Some of this is a bounce off a low floor. Earlier this century Deutsche Bank first tried too hard to become a global banking powerhouse and then lived through years of negative interest rates at home that made it hard for German lenders to make money. By early 2020 its share price had plummeted by more than 90% from its peak in 2007. The firm’s recent run of good fortune has a lot to do with the fact that it “is no longer crap”, sums up one analyst.

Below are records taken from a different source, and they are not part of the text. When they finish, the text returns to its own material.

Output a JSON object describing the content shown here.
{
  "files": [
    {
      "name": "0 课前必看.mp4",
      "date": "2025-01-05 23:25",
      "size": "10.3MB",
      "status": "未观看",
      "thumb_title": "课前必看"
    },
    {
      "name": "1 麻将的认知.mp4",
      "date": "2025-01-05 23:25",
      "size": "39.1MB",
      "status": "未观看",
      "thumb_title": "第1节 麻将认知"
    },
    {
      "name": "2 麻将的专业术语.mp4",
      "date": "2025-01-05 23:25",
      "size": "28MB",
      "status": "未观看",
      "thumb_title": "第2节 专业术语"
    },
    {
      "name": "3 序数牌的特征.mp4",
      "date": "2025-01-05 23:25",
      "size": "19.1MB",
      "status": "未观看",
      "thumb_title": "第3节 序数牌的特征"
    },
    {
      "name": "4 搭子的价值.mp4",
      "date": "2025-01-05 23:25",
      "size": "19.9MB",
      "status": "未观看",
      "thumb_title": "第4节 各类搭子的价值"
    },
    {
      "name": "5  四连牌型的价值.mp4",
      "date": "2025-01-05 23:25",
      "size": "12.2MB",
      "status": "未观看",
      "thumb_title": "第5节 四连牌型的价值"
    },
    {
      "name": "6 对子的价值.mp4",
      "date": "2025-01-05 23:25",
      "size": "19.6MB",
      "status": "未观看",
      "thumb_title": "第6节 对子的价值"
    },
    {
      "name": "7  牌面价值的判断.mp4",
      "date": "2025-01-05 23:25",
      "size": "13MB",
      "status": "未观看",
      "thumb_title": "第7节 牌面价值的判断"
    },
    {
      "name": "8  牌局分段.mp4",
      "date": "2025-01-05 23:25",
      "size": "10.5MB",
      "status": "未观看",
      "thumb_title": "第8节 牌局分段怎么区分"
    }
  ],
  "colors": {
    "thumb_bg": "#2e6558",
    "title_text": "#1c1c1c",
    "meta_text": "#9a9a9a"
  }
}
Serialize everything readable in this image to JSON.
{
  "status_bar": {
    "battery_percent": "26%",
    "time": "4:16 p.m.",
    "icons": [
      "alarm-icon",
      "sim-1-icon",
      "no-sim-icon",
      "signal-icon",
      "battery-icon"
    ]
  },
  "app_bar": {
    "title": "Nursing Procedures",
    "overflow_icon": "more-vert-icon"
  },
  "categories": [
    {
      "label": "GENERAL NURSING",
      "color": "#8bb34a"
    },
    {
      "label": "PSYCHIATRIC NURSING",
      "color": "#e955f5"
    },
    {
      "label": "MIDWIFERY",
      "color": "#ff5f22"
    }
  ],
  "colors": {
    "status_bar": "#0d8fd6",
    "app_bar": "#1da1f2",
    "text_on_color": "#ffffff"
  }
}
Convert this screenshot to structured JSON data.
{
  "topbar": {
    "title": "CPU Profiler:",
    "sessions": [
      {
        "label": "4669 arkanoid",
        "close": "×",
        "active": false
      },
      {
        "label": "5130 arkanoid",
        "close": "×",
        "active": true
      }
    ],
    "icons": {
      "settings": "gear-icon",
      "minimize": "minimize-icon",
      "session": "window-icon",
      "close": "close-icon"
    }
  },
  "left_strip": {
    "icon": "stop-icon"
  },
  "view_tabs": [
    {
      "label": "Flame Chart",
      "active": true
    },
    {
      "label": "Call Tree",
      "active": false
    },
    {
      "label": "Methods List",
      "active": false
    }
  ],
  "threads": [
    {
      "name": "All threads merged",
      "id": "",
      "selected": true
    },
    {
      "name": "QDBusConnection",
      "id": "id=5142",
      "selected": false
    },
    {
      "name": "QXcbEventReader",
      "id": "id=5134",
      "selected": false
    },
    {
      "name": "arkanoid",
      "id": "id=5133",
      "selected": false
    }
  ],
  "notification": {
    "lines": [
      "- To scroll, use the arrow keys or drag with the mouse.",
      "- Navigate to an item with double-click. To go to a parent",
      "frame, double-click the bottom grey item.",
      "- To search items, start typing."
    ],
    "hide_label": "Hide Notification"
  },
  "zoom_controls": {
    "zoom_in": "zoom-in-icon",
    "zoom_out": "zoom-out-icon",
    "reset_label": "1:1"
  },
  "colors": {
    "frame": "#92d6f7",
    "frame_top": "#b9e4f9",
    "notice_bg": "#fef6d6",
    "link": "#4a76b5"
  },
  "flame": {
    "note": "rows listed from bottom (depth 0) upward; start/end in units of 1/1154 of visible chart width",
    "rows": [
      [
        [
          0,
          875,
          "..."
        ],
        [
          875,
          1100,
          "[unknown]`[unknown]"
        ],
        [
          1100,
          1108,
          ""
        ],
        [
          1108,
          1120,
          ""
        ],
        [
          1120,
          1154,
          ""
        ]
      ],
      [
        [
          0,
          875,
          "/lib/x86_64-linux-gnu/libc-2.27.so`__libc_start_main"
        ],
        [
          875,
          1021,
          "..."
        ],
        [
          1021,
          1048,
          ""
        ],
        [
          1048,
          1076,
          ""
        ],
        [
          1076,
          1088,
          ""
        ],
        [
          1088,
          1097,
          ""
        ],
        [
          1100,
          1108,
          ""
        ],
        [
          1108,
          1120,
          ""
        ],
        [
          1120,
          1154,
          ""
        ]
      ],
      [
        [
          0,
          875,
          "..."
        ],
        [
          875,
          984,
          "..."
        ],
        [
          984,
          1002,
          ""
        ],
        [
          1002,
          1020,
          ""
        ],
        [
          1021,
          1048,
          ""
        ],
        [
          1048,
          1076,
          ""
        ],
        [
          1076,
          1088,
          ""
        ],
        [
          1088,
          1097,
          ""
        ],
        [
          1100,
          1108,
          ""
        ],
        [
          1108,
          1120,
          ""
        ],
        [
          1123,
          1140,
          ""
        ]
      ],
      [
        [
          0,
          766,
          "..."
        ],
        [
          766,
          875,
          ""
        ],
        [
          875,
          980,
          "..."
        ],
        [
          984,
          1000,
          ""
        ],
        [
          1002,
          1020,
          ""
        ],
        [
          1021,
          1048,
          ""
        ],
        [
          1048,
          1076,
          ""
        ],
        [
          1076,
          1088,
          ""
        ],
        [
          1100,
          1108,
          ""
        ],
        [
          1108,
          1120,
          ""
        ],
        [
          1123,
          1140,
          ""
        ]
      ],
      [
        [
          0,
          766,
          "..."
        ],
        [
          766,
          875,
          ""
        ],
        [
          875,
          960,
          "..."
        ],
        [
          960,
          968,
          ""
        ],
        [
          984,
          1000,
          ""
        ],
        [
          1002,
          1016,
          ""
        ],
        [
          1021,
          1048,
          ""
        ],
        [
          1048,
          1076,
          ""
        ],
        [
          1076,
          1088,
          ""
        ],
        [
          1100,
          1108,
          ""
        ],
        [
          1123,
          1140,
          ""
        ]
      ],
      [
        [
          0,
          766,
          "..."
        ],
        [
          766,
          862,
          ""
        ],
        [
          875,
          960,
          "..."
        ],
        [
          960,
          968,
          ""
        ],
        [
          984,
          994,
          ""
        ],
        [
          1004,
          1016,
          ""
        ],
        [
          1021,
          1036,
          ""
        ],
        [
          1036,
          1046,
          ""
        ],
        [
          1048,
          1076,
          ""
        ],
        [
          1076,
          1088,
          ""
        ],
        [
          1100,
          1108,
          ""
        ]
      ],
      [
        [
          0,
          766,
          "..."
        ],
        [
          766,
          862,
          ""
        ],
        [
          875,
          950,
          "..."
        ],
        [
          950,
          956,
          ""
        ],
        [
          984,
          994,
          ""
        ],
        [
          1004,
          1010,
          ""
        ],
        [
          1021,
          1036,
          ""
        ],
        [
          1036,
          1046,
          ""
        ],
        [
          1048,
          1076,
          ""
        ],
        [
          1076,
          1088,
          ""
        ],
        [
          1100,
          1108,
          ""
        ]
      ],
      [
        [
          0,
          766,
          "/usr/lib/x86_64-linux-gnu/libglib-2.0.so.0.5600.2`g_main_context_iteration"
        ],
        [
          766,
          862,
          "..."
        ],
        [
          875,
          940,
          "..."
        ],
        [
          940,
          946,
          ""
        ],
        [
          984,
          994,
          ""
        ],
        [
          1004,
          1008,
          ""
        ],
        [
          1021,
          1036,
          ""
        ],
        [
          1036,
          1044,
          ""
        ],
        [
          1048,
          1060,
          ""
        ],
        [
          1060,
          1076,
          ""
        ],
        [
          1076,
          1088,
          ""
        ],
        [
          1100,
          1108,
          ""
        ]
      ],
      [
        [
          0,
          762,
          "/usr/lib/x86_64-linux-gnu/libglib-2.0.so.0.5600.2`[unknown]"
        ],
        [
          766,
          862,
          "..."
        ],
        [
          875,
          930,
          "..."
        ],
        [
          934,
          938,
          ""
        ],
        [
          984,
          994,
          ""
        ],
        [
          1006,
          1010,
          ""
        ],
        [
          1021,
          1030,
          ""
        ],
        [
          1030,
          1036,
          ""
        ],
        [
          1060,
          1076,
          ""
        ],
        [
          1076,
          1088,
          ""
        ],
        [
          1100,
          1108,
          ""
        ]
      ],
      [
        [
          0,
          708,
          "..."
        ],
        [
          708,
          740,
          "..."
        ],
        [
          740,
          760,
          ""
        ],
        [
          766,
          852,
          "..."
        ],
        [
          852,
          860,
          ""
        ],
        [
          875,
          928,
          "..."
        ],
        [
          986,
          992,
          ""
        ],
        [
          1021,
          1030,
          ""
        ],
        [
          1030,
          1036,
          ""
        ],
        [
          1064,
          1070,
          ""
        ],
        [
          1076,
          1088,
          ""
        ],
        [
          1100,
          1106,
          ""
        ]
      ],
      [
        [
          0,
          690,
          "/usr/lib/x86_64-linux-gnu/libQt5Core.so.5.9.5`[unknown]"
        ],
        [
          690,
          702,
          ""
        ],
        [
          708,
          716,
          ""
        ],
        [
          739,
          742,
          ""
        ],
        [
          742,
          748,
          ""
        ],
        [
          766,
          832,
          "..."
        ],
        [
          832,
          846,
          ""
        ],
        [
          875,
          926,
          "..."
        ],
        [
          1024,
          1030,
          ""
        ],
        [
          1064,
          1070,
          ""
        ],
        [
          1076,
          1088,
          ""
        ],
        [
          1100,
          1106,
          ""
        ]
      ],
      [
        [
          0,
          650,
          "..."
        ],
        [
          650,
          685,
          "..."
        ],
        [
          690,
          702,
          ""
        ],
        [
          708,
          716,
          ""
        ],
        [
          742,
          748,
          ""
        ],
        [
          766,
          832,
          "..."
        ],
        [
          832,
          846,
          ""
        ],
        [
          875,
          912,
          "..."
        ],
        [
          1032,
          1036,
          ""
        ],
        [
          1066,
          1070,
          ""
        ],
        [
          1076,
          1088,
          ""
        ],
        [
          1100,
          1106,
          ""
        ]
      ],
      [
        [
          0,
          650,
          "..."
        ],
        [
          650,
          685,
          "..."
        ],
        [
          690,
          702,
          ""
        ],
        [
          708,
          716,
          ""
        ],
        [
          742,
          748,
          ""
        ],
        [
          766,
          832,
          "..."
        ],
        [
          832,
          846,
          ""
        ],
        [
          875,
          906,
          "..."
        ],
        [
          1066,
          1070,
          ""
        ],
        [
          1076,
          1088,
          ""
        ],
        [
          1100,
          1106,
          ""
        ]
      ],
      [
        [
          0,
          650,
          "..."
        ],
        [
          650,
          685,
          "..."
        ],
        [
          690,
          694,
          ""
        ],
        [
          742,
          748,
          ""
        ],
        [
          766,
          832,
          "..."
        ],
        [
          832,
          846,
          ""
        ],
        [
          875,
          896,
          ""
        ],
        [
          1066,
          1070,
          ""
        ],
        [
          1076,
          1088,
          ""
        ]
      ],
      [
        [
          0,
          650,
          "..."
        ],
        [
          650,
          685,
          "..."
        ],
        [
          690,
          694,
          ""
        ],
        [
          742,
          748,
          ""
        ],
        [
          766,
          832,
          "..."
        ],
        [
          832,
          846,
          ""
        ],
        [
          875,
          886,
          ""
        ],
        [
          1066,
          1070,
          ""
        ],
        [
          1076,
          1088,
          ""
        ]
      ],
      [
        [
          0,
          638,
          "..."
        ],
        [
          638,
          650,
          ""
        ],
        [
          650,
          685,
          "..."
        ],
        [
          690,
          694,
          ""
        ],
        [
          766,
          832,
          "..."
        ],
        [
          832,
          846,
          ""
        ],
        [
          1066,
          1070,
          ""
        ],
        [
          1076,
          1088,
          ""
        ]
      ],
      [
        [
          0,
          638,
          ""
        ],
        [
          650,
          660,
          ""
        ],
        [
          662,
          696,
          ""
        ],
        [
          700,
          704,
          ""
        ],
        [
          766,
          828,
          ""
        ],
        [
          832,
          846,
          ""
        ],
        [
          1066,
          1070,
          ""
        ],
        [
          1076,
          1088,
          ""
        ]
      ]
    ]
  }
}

SAP, too, was falling behind its American rivals, especially in cloud computing, until Christian Klein, its CEO, orchestrated a bold turnaround in late 2020. That initially caused a sell-off that wiped $40bn from its market value in a day. Yet it was necessary to ensure future growth, recalls Sebastian Steinhaeuser, who was then Mr Klein’s chief of staff and is now chief operating officer.
Trump und Drang
Mr Trump’s antagonistic stance towards Europe may force more German corporate reinvention. “Germany needed to be kicked out of its funk,” observes a DAX executive. And the Trump doctrine is a right kick in the backside.
Investors seem to be concluding as much. If Trumpism is meant to be a blessing for America’s stockmarket, it looks like a godsend for Germany’s. Since the American election in November, which coincided with the collapse of the centre-left coalition in Berlin that triggered last week’s poll, the DAX is up by 20%. It has handily outperformed not just the Dow, whose equal weighting of constituents can conceal the surging values of multitrillion-dollar tech titans like Apple, Microsoft and Nvidia, but also the S&P 500, which accounts for market capitalisation.
The mood has rubbed off on Germany’s industrial stragglers. Volkswagen’s share price has also risen by 20% since November. Rheinmetall, an armsmaker, has almost doubled in value. Still, it will be a while before they eclipse Germany’s new service stars. ■
Correction (February 28th 2025): The original version of this piece wrongly referred to the DAX 30 index.